Sur la réparation du préjudice subi du fait de la contrefaçon La société DOGG LABEL a commis des actes de contrefaçon de l’œuvre typographique « j’adore » dont est titulaire la société PARFUMS CHRISTIAN DIOR. Les tee-shirts de la société DOGG LABEL ont été proposés à la vente sur plusieurs sites internet de vente en ligne de vêtements, durant plus d’une année puisque le procès-verbal de constat a été établi en février 2012 et que ces tee-shirts étaient encore présents sur des sites de vente au mois de juin 2013. Ces éléments démontrent le caractère massif de la contrefaçon, et de l’atteinte aux droits de la société PARFUMS CHRISTIAN DIOR qui en est résultée.

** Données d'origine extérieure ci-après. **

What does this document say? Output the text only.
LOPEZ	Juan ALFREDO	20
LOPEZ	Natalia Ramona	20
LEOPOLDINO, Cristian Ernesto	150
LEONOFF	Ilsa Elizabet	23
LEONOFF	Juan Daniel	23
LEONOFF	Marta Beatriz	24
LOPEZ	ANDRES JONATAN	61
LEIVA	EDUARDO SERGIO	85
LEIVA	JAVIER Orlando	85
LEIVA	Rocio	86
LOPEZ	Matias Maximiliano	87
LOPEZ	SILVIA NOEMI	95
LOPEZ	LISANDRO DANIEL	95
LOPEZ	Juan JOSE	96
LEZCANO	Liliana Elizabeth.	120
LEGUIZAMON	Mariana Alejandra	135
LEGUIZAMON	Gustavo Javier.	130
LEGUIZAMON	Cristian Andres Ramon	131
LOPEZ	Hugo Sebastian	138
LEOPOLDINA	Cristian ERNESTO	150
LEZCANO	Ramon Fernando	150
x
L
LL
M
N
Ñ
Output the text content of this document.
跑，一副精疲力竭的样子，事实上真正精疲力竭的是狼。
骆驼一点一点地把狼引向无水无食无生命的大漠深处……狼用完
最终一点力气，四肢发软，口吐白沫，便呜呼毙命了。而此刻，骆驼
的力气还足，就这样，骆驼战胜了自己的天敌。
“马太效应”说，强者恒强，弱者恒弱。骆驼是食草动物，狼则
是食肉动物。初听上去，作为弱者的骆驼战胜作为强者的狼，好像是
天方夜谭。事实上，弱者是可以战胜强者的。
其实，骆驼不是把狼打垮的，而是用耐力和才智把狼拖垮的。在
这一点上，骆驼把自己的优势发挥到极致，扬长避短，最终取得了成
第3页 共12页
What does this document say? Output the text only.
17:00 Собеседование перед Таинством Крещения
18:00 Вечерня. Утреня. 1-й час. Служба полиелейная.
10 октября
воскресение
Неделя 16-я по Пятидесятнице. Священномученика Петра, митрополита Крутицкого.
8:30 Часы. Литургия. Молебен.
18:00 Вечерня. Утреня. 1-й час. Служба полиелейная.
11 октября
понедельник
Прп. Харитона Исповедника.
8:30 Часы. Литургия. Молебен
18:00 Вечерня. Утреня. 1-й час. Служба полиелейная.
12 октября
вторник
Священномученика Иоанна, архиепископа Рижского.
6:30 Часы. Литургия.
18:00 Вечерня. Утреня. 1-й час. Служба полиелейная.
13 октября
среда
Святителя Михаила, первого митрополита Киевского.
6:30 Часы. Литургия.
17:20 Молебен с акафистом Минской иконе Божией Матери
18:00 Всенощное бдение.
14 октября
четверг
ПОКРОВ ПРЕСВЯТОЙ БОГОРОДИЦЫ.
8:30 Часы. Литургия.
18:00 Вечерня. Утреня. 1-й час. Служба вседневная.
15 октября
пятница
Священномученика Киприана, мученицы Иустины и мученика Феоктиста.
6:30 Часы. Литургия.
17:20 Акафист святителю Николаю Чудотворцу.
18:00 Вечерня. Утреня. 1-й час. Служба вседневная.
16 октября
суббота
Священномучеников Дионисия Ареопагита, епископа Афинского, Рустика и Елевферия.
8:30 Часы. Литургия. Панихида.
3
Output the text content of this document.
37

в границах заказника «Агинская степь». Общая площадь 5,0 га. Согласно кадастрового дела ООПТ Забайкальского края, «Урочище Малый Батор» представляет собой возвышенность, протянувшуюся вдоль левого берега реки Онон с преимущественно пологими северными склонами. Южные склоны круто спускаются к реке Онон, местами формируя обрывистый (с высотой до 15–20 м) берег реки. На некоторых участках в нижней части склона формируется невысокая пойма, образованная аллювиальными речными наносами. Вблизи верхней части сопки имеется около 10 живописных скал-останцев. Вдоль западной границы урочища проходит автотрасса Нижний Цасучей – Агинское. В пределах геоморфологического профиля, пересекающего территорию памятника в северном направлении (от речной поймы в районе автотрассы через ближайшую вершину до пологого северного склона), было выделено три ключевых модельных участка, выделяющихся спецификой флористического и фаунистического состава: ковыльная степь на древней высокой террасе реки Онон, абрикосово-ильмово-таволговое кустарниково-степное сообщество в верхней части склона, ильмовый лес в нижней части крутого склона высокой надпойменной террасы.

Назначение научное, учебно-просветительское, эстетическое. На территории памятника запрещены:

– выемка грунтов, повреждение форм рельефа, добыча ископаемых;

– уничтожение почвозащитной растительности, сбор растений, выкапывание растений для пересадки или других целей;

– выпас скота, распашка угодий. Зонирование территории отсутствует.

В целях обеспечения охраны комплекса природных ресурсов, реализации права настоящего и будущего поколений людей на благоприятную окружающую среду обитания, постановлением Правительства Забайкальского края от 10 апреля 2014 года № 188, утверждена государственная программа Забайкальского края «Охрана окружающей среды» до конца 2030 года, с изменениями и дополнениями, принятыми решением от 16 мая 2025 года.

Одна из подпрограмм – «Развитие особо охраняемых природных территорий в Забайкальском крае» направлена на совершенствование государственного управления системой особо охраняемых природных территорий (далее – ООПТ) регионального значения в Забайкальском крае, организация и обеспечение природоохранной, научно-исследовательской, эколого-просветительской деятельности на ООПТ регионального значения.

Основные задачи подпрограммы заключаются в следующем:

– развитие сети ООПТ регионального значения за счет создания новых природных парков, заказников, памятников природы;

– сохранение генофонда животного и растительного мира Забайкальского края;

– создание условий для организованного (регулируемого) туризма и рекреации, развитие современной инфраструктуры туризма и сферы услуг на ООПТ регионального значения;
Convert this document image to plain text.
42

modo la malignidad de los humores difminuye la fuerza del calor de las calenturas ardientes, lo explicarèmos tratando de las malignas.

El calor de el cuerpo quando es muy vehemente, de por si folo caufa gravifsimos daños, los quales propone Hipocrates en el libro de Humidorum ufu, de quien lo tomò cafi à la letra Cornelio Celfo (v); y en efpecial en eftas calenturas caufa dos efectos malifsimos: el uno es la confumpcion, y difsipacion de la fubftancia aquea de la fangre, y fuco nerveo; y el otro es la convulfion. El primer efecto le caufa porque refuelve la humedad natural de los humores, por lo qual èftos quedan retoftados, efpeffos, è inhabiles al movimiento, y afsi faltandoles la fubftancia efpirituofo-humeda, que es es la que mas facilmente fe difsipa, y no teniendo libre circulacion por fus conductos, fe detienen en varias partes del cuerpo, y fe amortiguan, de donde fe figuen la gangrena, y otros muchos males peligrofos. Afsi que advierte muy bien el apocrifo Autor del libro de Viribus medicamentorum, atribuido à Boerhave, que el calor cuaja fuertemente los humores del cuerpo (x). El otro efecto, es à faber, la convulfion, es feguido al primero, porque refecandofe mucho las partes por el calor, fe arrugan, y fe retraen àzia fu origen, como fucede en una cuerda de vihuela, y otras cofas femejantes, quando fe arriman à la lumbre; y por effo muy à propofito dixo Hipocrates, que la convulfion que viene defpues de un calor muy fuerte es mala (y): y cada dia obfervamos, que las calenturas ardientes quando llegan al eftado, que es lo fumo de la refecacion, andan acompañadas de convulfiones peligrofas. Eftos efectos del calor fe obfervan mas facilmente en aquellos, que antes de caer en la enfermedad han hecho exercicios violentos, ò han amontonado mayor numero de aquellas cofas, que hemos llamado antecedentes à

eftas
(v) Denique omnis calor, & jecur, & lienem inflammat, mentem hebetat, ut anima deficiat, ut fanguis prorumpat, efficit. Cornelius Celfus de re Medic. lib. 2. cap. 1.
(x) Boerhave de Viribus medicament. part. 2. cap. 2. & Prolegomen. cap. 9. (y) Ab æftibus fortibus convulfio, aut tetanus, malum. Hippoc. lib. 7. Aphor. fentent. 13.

Il sera relevé que si la société DOGG LABEL soutient pour sa part qu’elle n’a commercialisé ses produits que durant cinq mois, de juillet à décembre 2011, cette durée permet déjà l’écoulement d’un nombre
important de tee-shirts, et la société défenderesse ne justifie pas avoir cessé leur commercialisation en décembre 2011. Au vu de ces éléments, il sera fait une appréciation exacte du préjudice subi par la société PARFUMS CHRISTIAN DIOR en condamnant la société DOGG LABEL au paiement d’une somme de 50 000 euros à titre de dommages et intérêts. Par ailleurs, une mesure de publication sera ordonnée dans trois supports, selon les dispositions prévues dans le dispositif de la présente décision. Sur l’exécution provisoire Au vu de la teneur de la décision, il apparaît justifié qu’elle soit assortie de l’exécution provisoire, sauf s’agissant de la mesure de publication. Sur les dépens La défenderesse succombant au principal, elle sera condamnée au paiement des dépens. Sur l’article 700 du code de procédure civile II convient, au vu de l’équité, de condamner la société DOGG LABEL au paiement à la société PARFUMS CHRISTIAN DIOR d’une somme de 6 000 euros sur le fondement de l’article 700 du code de procédure civile. PAR CES MOTIFS Le tribunal, statuant par jugement déposé au greffe, contradictoire et en premier ressort, Dit que la société DOGG LABEL a commis des actes de contrefaçon de l’œuvre typographique J’ADORE appartenant à la société PARFUMS CHRISTIAN DIOR,
Fait interdiction à la société DOGG LABEL de commercialiser les teeshirts litigieux et tout vêtement reproduisant ou imitant le typogramme J’ADORE appartenant à la société PARFUMS CHRISTIAN DIOR, sous astreinte de 200 euros par infraction constatée, à compter du dixième jour suivant la signification de la présente décision, Se réserve la liquidation de l’astreinte, Déboute la société PARFUMS CHRISTIAN DIOR de sa demande au titre l’atteinte à larenommée de ses marques communautaire n° 1160886 et française n°99794868,
Condamne la société DOGG LABEL au paiement à la société PARFUMS CHRISTIAN DIOR de la somme de 5 0 000 euros à titre de dommages et intérêts, Ordonne la publication, dans trois supports au choix de la société PARFUMS CHRISTIAN DIOR et aux frais de la société DOGG LABEL dans la limite de 3 000 euros hors taxes par publication, du communiqué suivant : « Par jugement du 14 novembre 2013, le tribunal de grande instance de Paris a condamné la société DOGG LABEL au paiement de dommages et intérêts pour avoir commis des actes de contrefaçon de l’œuvre typographique J’ADORE appartenant à la société PARFUMS CHRISTIAN DIOR » sur des tee-shirts vendus sous la marque « Le temps des cerises », Ordonne l’exécution provisoire de la décision, sauf de la mesure de publication, Condamne la société DOGG LABEL au paiement des dépens, Condamne la société DOGG LABEL au paiement à la société PARFUMS CHRISTIAN DIOR d’une somme de 6 000 euros sur le fondement de Particle 700 du code de procédure civile.